This entry was originally posted here on the Global Development Institute blog.
In a new paper published in Global Networks, Rory Horner and Jim Murphy argue that significant discontinuities are present between the business practices Indian pharmaceutical firms deploy in South-South production networks vs. those in South-North trade.
The geography of global trade is shifting rapidly, with actors in the global South playing much more prominent roles as both producers and consumers in global trade. South-South trade has expanded rapidly, yet South-South value chains and production networks have received less attention than North-South oriented value chains to date.
India’s pharmaceutical supply, often termed the “pharmacy of the developing world”, is one of the most crucial, and fascinating, examples of South-South trade. More than 50% of India’s pharmaceutical exports by revenue, and even more by volume, go to other countries in the global South. They are significant economically, but perhaps even more importantly for public health – having the potential to increase access to medicines through relatively low-cost generics. Yet, although it is well-known that large volumes of pharmaceuticals are exported from India, relatively less is known about the underlying supply chains.
Drawing on a large number of interviews conducted with large, medium and small-scale firms, we took a systematic, inductive, practice-oriented approach to understanding the globalization strategies of Indian pharmaceutical firms.

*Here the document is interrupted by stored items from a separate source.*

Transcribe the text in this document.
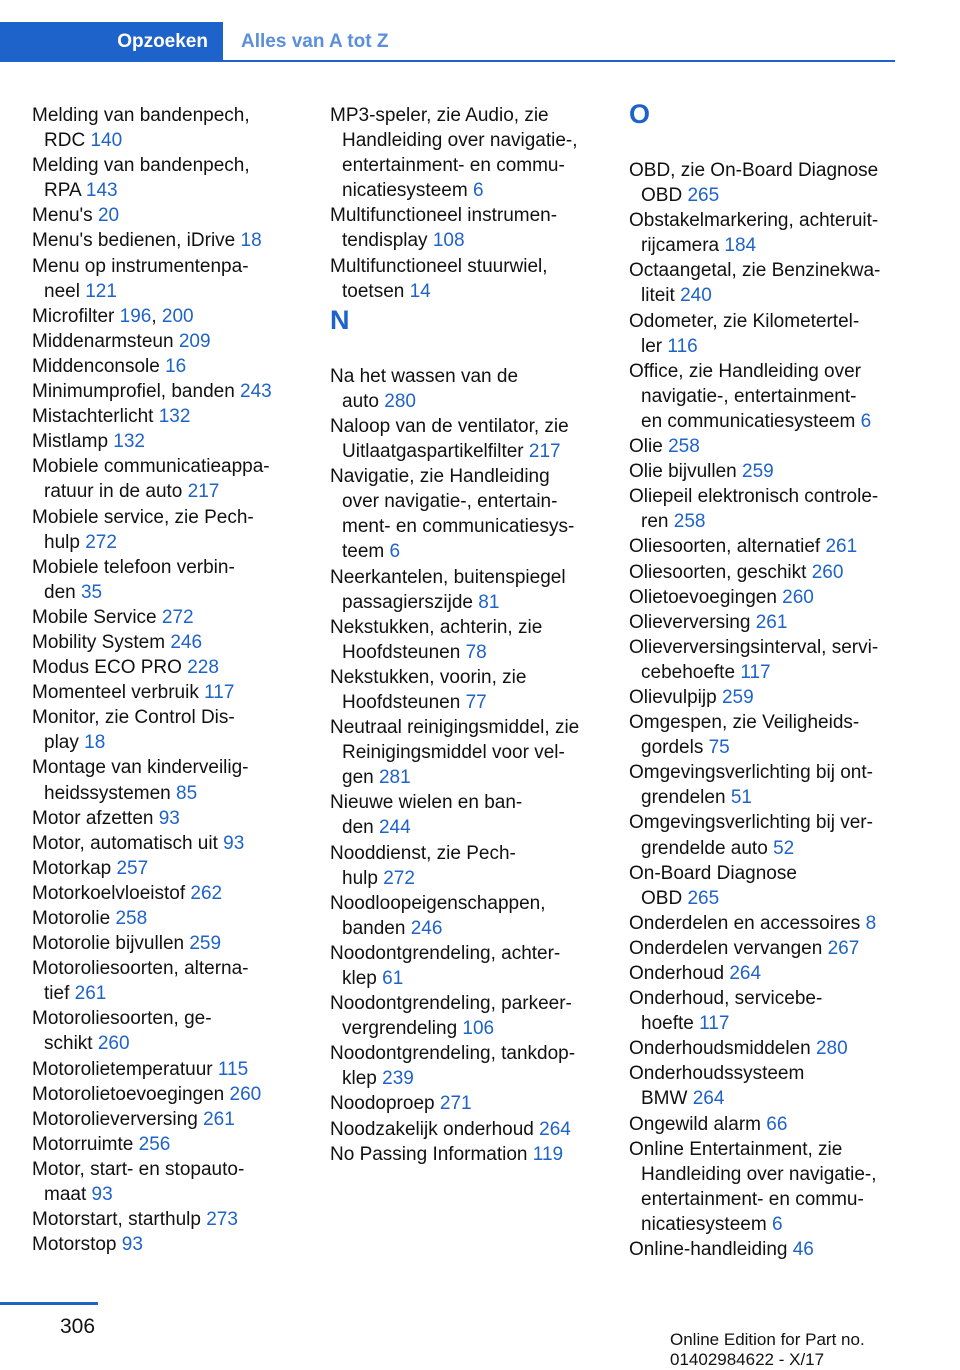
Opzoeken	Alles van A tot Z
Melding van bandenpech,
RDC 140
Melding van bandenpech,
RPA 143
Menu's 20
Menu's bedienen, iDrive 18
Menu op instrumentenpa-
neel 121
Microfilter 196, 200
Middenarmsteun 209
Middenconsole 16
Minimumprofiel, banden 243
Mistachterlicht 132
Mistlamp 132
Mobiele communicatieappa-
ratuur in de auto 217
Mobiele service, zie Pech-
hulp 272
Mobiele telefoon verbin-
den 35
Mobile Service 272
Mobility System 246
Modus ECO PRO 228
Momenteel verbruik 117
Monitor, zie Control Dis-
play 18
Montage van kinderveilig-
heidssystemen 85
Motor afzetten 93
Motor, automatisch uit 93
Motorkap 257
Motorkoelvloeistof 262
Motorolie 258
Motorolie bijvullen 259
Motoroliesoorten, alterna-
tief 261
Motoroliesoorten, ge-
schikt 260
Motorolietemperatuur 115
Motorolietoevoegingen 260
Motorolieverversing 261
Motorruimte 256
Motor, start- en stopauto-
maat 93
Motorstart, starthulp 273
Motorstop 93
MP3-speler, zie Audio, zie
Handleiding over navigatie-,
entertainment- en commu-
nicatiesysteem 6
Multifunctioneel instrumen-
tendisplay 108
Multifunctioneel stuurwiel,
toetsen 14
N
Na het wassen van de
auto 280
Naloop van de ventilator, zie
Uitlaatgaspartikelfilter 217
Navigatie, zie Handleiding
over navigatie-, entertain-
ment- en communicatiesys-
teem 6
Neerkantelen, buitenspiegel
passagierszijde 81
Nekstukken, achterin, zie
Hoofdsteunen 78
Nekstukken, voorin, zie
Hoofdsteunen 77
Neutraal reinigingsmiddel, zie
Reinigingsmiddel voor vel-
gen 281
Nieuwe wielen en ban-
den 244
Nooddienst, zie Pech-
hulp 272
Noodloopeigenschappen,
banden 246
Noodontgrendeling, achter-
klep 61
Noodontgrendeling, parkeer-
vergrendeling 106
Noodontgrendeling, tankdop-
klep 239
Noodoproep 271
Noodzakelijk onderhoud 264
No Passing Information 119
O
OBD, zie On-Board Diagnose
OBD 265
Obstakelmarkering, achteruit-
rijcamera 184
Octaangetal, zie Benzinekwa-
liteit 240
Odometer, zie Kilometertel-
ler 116
Office, zie Handleiding over
navigatie-, entertainment-
en communicatiesysteem 6
Olie 258
Olie bijvullen 259
Oliepeil elektronisch controle-
ren 258
Oliesoorten, alternatief 261
Oliesoorten, geschikt 260
Olietoevoegingen 260
Olieverversing 261
Olieverversingsinterval, servi-
cebehoefte 117
Olievulpijp 259
Omgespen, zie Veiligheids-
gordels 75
Omgevingsverlichting bij ont-
grendelen 51
Omgevingsverlichting bij ver-
grendelde auto 52
On-Board Diagnose
OBD 265
Onderdelen en accessoires 8
Onderdelen vervangen 267
Onderhoud 264
Onderhoud, servicebe-
hoefte 117
Onderhoudsmiddelen 280
Onderhoudssysteem
BMW 264
Ongewild alarm 66
Online Entertainment, zie
Handleiding over navigatie-,
entertainment- en commu-
nicatiesysteem 6
Online-handleiding 46
306
Online Edition for Part no. 01402984622 - X/17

We found significant discontinuities between the practices deployed in the industry in accordance with whether the supply is oriented towards Northern or Southern end markets. Key differences are present in quality standard requirements – sometimes simplified to a distinction between “regulated” Northern markets, and less or “semi-regulated” Southern markets – which create some degree of market segmentation.
Yet the differences go beyond that and relate to a whole variety of distinct production and quality practices, market access and innovation strategies that Indian pharmaceutical firms use to reach different end markets.

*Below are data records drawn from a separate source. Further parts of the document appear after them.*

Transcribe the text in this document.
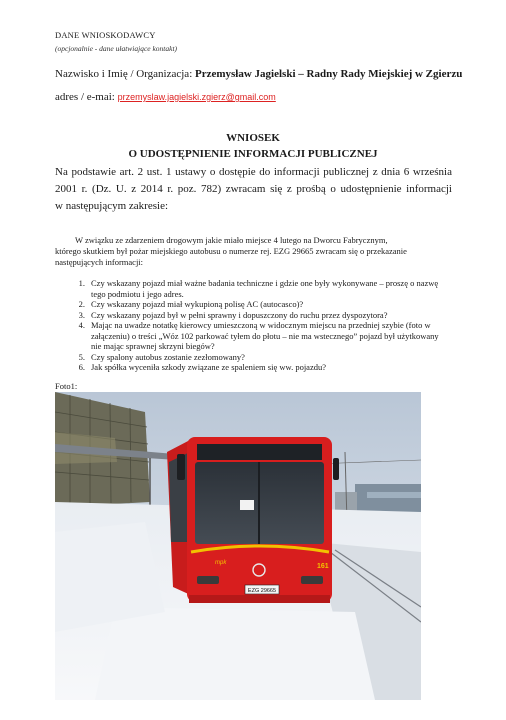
DANE WNIOSKODAWCY
(opcjonalnie - dane ułatwiające kontakt)
Nazwisko i Imię / Organizacja: Przemysław Jagielski – Radny Rady Miejskiej w Zgierzu
adres / e-mai: przemyslaw.jagielski.zgierz@gmail.com
WNIOSEK
O UDOSTĘPNIENIE INFORMACJI PUBLICZNEJ
Na podstawie art. 2 ust. 1 ustawy o dostępie do informacji publicznej z dnia 6 września
2001 r. (Dz. U. z 2014 r. poz. 782) zwracam się z prośbą o udostępnienie informacji
w następującym zakresie:
W związku ze zdarzeniem drogowym jakie miało miejsce 4 lutego na Dworcu Fabrycznym,
którego skutkiem był pożar miejskiego autobusu o numerze rej. EZG 29665 zwracam się o przekazanie
następujących informacji:
1. Czy wskazany pojazd miał ważne badania techniczne i gdzie one były wykonywane – proszę o nazwę tego podmiotu i jego adres.
2. Czy wskazany pojazd miał wykupioną polisę AC (autocasco)?
3. Czy wskazany pojazd był w pełni sprawny i dopuszczony do ruchu przez dyspozytora?
4. Mając na uwadze notatkę kierowcy umieszczoną w widocznym miejscu na przedniej szybie (foto w załączeniu) o treści „Wóz 102 parkować tyłem do płotu – nie ma wstecznego” pojazd był użytkowany nie mając sprawnej skrzyni biegów?
5. Czy spalony autobus zostanie zezłomowany?
6. Jak spółka wyceniła szkody związane ze spaleniem się ww. pojazdu?
Foto1:
mpk	161
EZG 29665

To supply Northern end markets, many large Indian firms possess, for example, USFDA or UKMHRA approved quality standard-approved plants for particular drugs, have globalised aspirations and image management, significant financial resources and capabilities, have partnerships with Northern MNCs, have their own manufacturing and even R&D facilities in Northern markets, have dedicated R&D investment and are keen to be seen as innovation-oriented.
In contrast, to participate in Southern markets, with lower quality requirements, firms find lower entry barriers, often have a short or medium-term outlook, produce drugs from separate plants for those from Northern markets, often have key relationships with Southern trading companies, and have very little dedicated R&D facilities or degree of being innovation-oriented.
Production is strongly segmented between Northern and Southern end markets. Only the largest and most capable Indian firms participate in supply to Northern markets. Most also supply Southern markets, yet usually through separate production facilities and wider practices. A much larger number of Indian firms specialise in the Southern end market strand.
This research challenges any singular notion of the Indian pharmaceutical industry and its supply of medicines, pointing to significant heterogeneity. The table below highlights some of the key discontinuities in value creation, enhancement and capture strategies.
In short, we highlight the significant discontinuities within the industry, particularly between supply to Northern end markets and that to domestic or South-South markets. These differences are related to, but go beyond quality control certifications, and involve a range of production, market access and innovation practices.
There are other significant aspects of variation within the Indian pharmaceutical industry, for example between different companies, between formulations and bulk drugs production, between large and small firms. Moreover, some large Indian firms also supply medicines through a chain not discussed here; via donor organisations such as the Global Fund. Yet, those differences pointed to here are the minimum requirements to participate in these chains.
From an analysis of these practices, it appears both South-North and South-South networks have their benefits and limitations, with a need to find industrial and public health balance between high-cost and often inaccessible supply to Northern markets and cheaper, but sometimes weakly regulated, South-South trade in pharmaceuticals.
Much further research is needed to unpack “India’s pharmacy to the developing world”. I am currently exploring such issues further in an ESRC-funded project on “India’s pharmaceuticals and local production in sub-Saharan Africa”.
The paper was originally presented at a workshop on “Global production and local outcomes”, held in Manchester in June 2015. It forms part of a special issue, edited by Rory Horner and Khalid Nadvi, on “Global production networks and the rise of the global South”, which is forthcoming in Global Networks.